NUEVA DELHI, INDIA. El cierre del estratégico estrecho de Ormuz ha desatado una severa crisis de gas en India, dejando a millones de familias sin combustible para cocinar y afectando de forma directa la vida cotidiana en distintas regiones del país.
La interrupción de esta ruta clave, por donde circula cerca del 20% del suministro energético mundial, ha provocado una drástica caída en la disponibilidad de gas licuado (GLP), generando escasez, largas filas y desesperación entre la población.
En múltiples localidades, hogares reportan semanas sin acceso al gas, obligando a improvisar métodos alternativos para preparar alimentos, mientras pequeños comercios y restaurantes enfrentan parálisis parcial o total de sus operaciones.

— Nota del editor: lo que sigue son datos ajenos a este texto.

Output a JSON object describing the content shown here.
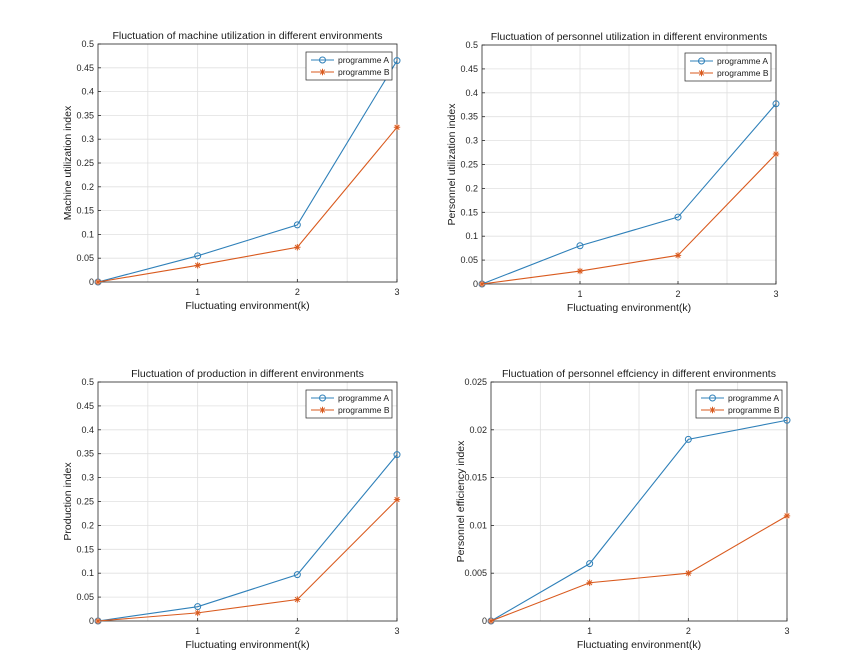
{
  "colors": {
    "programme_a": "#2f80b9",
    "programme_b": "#d95a1e",
    "grid": "#e0e0e0",
    "axis": "#262626"
  },
  "chart_data": [
    {
      "type": "line",
      "title": "Fluctuation of machine utilization in different environments",
      "xlabel": "Fluctuating environment(k)",
      "ylabel": "Machine utilization index",
      "x": [
        0,
        1,
        2,
        3
      ],
      "xticks": [
        "1",
        "2",
        "3"
      ],
      "xtick_values": [
        1,
        2,
        3
      ],
      "xlim": [
        0,
        3
      ],
      "ylim": [
        0,
        0.5
      ],
      "yticks": [
        "0",
        "0.05",
        "0.1",
        "0.15",
        "0.2",
        "0.25",
        "0.3",
        "0.35",
        "0.4",
        "0.45",
        "0.5"
      ],
      "ytick_values": [
        0,
        0.05,
        0.1,
        0.15,
        0.2,
        0.25,
        0.3,
        0.35,
        0.4,
        0.45,
        0.5
      ],
      "grid": true,
      "legend_position": "top-right",
      "series": [
        {
          "name": "programme A",
          "marker": "circle",
          "values": [
            0,
            0.055,
            0.12,
            0.465
          ]
        },
        {
          "name": "programme B",
          "marker": "star",
          "values": [
            0,
            0.035,
            0.073,
            0.325
          ]
        }
      ]
    },
    {
      "type": "line",
      "title": "Fluctuation of personnel utilization in different environments",
      "xlabel": "Fluctuating environment(k)",
      "ylabel": "Personnel utilization index",
      "x": [
        0,
        1,
        2,
        3
      ],
      "xticks": [
        "1",
        "2",
        "3"
      ],
      "xtick_values": [
        1,
        2,
        3
      ],
      "xlim": [
        0,
        3
      ],
      "ylim": [
        0,
        0.5
      ],
      "yticks": [
        "0",
        "0.05",
        "0.1",
        "0.15",
        "0.2",
        "0.25",
        "0.3",
        "0.35",
        "0.4",
        "0.45",
        "0.5"
      ],
      "ytick_values": [
        0,
        0.05,
        0.1,
        0.15,
        0.2,
        0.25,
        0.3,
        0.35,
        0.4,
        0.45,
        0.5
      ],
      "grid": true,
      "legend_position": "top-right",
      "series": [
        {
          "name": "programme A",
          "marker": "circle",
          "values": [
            0,
            0.08,
            0.14,
            0.377
          ]
        },
        {
          "name": "programme B",
          "marker": "star",
          "values": [
            0,
            0.027,
            0.06,
            0.272
          ]
        }
      ]
    },
    {
      "type": "line",
      "title": "Fluctuation of production in different environments",
      "xlabel": "Fluctuating environment(k)",
      "ylabel": "Production index",
      "x": [
        0,
        1,
        2,
        3
      ],
      "xticks": [
        "1",
        "2",
        "3"
      ],
      "xtick_values": [
        1,
        2,
        3
      ],
      "xlim": [
        0,
        3
      ],
      "ylim": [
        0,
        0.5
      ],
      "yticks": [
        "0",
        "0.05",
        "0.1",
        "0.15",
        "0.2",
        "0.25",
        "0.3",
        "0.35",
        "0.4",
        "0.45",
        "0.5"
      ],
      "ytick_values": [
        0,
        0.05,
        0.1,
        0.15,
        0.2,
        0.25,
        0.3,
        0.35,
        0.4,
        0.45,
        0.5
      ],
      "grid": true,
      "legend_position": "top-right",
      "series": [
        {
          "name": "programme A",
          "marker": "circle",
          "values": [
            0,
            0.03,
            0.097,
            0.348
          ]
        },
        {
          "name": "programme B",
          "marker": "star",
          "values": [
            0,
            0.017,
            0.045,
            0.254
          ]
        }
      ]
    },
    {
      "type": "line",
      "title": "Fluctuation of personnel effciency in different environments",
      "xlabel": "Fluctuating environment(k)",
      "ylabel": "Personnel efficiency index",
      "x": [
        0,
        1,
        2,
        3
      ],
      "xticks": [
        "1",
        "2",
        "3"
      ],
      "xtick_values": [
        1,
        2,
        3
      ],
      "xlim": [
        0,
        3
      ],
      "ylim": [
        0,
        0.025
      ],
      "yticks": [
        "0",
        "0.005",
        "0.01",
        "0.015",
        "0.02",
        "0.025"
      ],
      "ytick_values": [
        0,
        0.005,
        0.01,
        0.015,
        0.02,
        0.025
      ],
      "grid": true,
      "legend_position": "top-right",
      "series": [
        {
          "name": "programme A",
          "marker": "circle",
          "values": [
            0,
            0.006,
            0.019,
            0.021
          ]
        },
        {
          "name": "programme B",
          "marker": "star",
          "values": [
            0,
            0.004,
            0.005,
            0.011
          ]
        }
      ]
    }
  ]
}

El impacto también se refleja en la economía, con alza en los precios del combustible y presión sobre sectores productivos, en un país altamente dependiente de las importaciones energéticas que transitan por esta vía marítima.
La situación se desarrolla en medio de la creciente tensión en Oriente Medio, donde el bloqueo ha reducido significativamente el tránsito de buques, generando un efecto dominó en el mercado energético global.
Este escenario expone la fragilidad del suministro energético internacional y coloca a India en una posición crítica, con millones de ciudadanos enfrentando dificultades para cubrir una necesidad básica como la alimentación.